Xah Lee, 2007-12
In the past several years, i realized i have a heart for logos. Probably because the nature of logo's simplicity, and often geometrical elegance, and my personal penchant toward these qualities.
Since i'm a programer by profession, and in many tech corporations, languages, software, all have logos just like in many other fields, i have often find some language or groups (often small communities (e.g. lisp, python, lojban)) have very bad logos. As a fan or neutral to the group, often i bring the issue up in the respective forum to let the community know, so to speak, that their logo sucks, or that they need one, as a betterment of the particular community.
However, people in these groups are tech geekers, and are often ignorant of anything other than computing technicalities. They usually do not understand the basic meaning or purpose of logos, or the basic principles of logo graphics design. But worse, that they often do not explicitly understand that these subject existed. So my voicing about logos often met with frustration.
The following is something i wrote a few times over the past 4 or so years, that i've discussed with the lojban, lisp, python, emacs, communities. I hope it'll elucidate a bit on the subject of logos.
Logos, is a graphical representation of a entity.
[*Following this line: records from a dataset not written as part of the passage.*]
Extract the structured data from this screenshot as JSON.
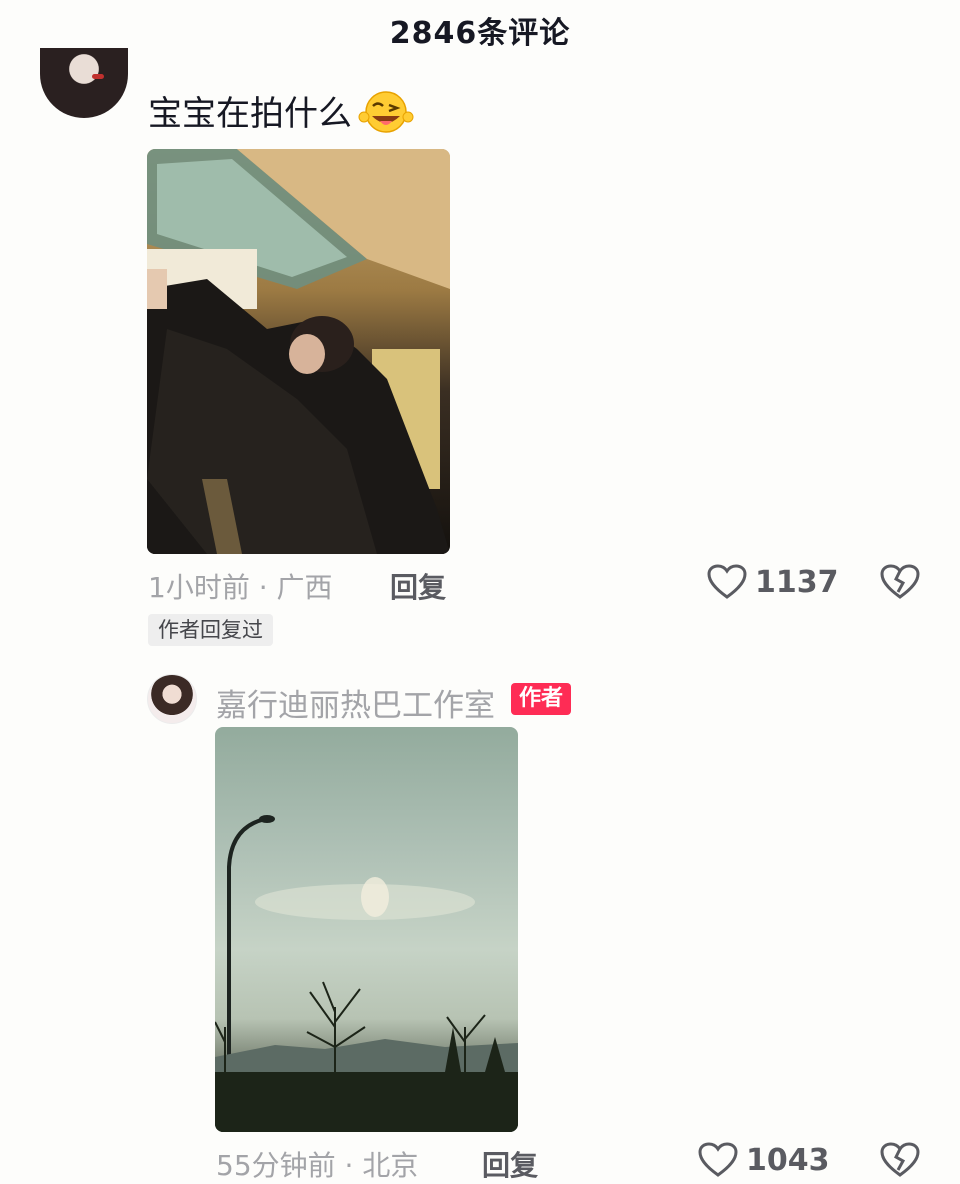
{
  "header": {
    "title": "2846条评论"
  },
  "comment": {
    "text": "宝宝在拍什么",
    "emoji_icon": "winking-tongue-emoji",
    "meta": "1小时前 · 广西",
    "reply_label": "回复",
    "like_count": "1137",
    "author_replied_badge": "作者回复过"
  },
  "reply": {
    "author_name": "嘉行迪丽热巴工作室",
    "author_badge": "作者",
    "meta": "55分钟前 · 北京",
    "reply_label": "回复",
    "like_count": "1043"
  },
  "colors": {
    "accent": "#fe2c55",
    "muted_text": "#a3a4a8",
    "strong_text": "#5a5b61"
  }
}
It is the visual analogou of names. Logos are particularly important in our modern, capitalistic, corporate environment. Look around you, you can find tens of logos in your immediate surrounding, and recognize each of them or the company, without conscious thinking.
Logo is not a fashion statement. It has strong ties with marketing and public perception, which is a general property to anything representative, such as book covers, corporation's names, people's attires.
A good logo is not something generic, even if it is beautifully rendered.
Example of logos with this problem:
Better logos should be reminiscent to what it represents. Here are some good examples:
Microsoft Windows↗'s window.

Sun Microsystems↗'s SUN block.

Apple↗'s bitten apple.

Silicon Graphics↗'s cube/hexagon illusion.

Be↗ media's eye-ear.

NeXT↗'s geometrical cube.


Red Hat↗'s red hat.

X-Window↗'s sharp X.

GNU↗'s gnu head.

GnuPG↗'s lock with wings.

Java↗'s drink.

BSD↗'s BSD daemon↗.
Perl↗'s ugly camel.

GNU Hurd↗'s recursive arrows.

Wikipedia's puzzle-piecing globe.

Shell↗'s seashell.

McDonald's↗'s M.

Taco Bell↗'s bell.

Honda↗'s H.
Yamaha↗'s tuning forks.
Good logo should be distinct, a impression lock, even if it isn't reminiscent of what it represents. For example: AT&T's death star (globe connotation) (AT&T logo), Apache's feather (Native American, panache). Disney's 3-circles mickey-mouse face-ears silhouette↗, General Electric↗'s curlicue typeface in circle (GE logo). Even typeface alone can do very good if in distinctive style: IBM↗ stripped blue, Coke↗ drink's cursive typeface (Coca-Cola logo), ATI↗'s high-tech typeface (ATI logo), ebay↗ and google↗ and yahoo↗'s colorful typefaces.
Note that many of the good logos mentioned above are in fact designed by renowned graphics artists.
Note that the logo of popular corporations are not necessarily good. Examples are: SONY, JVC, TOSHIBA, RCA, Microsoft. These are just simple typefaces that are unremarkable.
Good logo should not be overly complex. It shouldn't be photographic or complex drawings, in general.
Besides all the above general principles, a good logo has some artistic merits and quality in its execution. Good logos are often created by professional graphics designers who have years of experience. A ugly drawing, even if satisfying all the above principles, does not make a good logo.
In addition, your local libraries probably have many books about logos and logo history. Alternatively, ask a friend who is a full-time professional graphics designer, or a art student, she'll probably show you colorful books and periodicals and logo collections, and logo design social awards etc you didn't know existed.
PS: Logos, as a subject among human animal's activities and histories, is rather a trivial subject. And, of course, different person can have different esthetic tastes. Nor are logos a critical matter in view of the whole human endeavor. However, a minimal understanding of logos, and logo's design principles, is good to have as a general knowledge in our complex modern society inundated with computer graphics and corporate logos. (actually, recently i found out that there are academicians who calk up the issue to a term visual literacy↗ with full discourse, which i think is overboard.)